Mueller stands in her master bathroom with Roxie, her Labradoodle.
The master bath is the most contemporary in look and the renovation’s greatest transformation. “The original bathroom was outdated and a lot larger. It had a sunken tub, coral marble and lots of unused space,” Mueller explains. “I wanted the new bathroom to have up-to-date fixtures, and to be a calm environment.”
A new layout for the space, presented by architect Michael Goldman, of Michael Goldman Architect in New York, minimized the room’s proportions as well as allowed space for a linen closet and another closet within the master bedroom. From here, Mueller drew inspiration from the work of French interior designer Philippe Starck, whose fantastical and chic interiors made a lasting impression on her and her husband while staying at a Starck-designed SLS Hotel in California. “Seeing that fabulous hotel’s bathroom space motivated me to reinterpret it for my own bathroom.”
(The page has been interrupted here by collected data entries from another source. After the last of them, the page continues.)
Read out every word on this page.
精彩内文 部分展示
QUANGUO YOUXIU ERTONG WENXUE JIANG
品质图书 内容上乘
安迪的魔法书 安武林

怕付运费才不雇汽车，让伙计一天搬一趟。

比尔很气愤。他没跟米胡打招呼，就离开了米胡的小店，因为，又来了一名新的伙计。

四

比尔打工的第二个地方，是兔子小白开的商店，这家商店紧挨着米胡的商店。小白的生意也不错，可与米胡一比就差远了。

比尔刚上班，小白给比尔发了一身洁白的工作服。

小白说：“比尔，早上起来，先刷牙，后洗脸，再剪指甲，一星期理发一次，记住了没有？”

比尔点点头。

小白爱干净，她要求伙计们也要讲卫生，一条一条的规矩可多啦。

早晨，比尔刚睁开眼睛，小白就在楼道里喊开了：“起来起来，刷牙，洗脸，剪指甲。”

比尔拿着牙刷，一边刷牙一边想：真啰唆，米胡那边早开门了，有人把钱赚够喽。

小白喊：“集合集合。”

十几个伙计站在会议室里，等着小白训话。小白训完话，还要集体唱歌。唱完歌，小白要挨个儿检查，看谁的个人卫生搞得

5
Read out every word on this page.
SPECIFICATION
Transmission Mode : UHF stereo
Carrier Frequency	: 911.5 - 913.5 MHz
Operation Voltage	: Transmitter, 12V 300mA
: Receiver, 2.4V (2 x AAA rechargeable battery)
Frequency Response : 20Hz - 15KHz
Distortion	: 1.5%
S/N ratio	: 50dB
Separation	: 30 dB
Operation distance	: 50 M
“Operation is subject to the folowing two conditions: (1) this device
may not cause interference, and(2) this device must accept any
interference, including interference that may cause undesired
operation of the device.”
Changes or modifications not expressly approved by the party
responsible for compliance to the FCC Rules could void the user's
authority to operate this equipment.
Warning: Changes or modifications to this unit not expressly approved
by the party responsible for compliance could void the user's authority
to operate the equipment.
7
Starck’s sleek ambience is emulated, but Mueller’s bathroom differs in terms of materials, lighting and functionality. “Starck’s designs are more concerned with atmosphere than practicality. The hotel bathroom was dimly lit, and used black mirrored glass and dark marble,” Mueller says. “I wanted to have more light, so I used straight mirrors and hanging light fixtures.” The polish of the mirrors not only introduces a stunning reflective quality to the room but also renders a striking contrast to the room’s dark slate tiles.
For functionality, Robern vanities and medicine cabinets with hidden areas for storage were installed. These amenities offer a stylish, yet practical way to store items and keep the vanity countertops clean.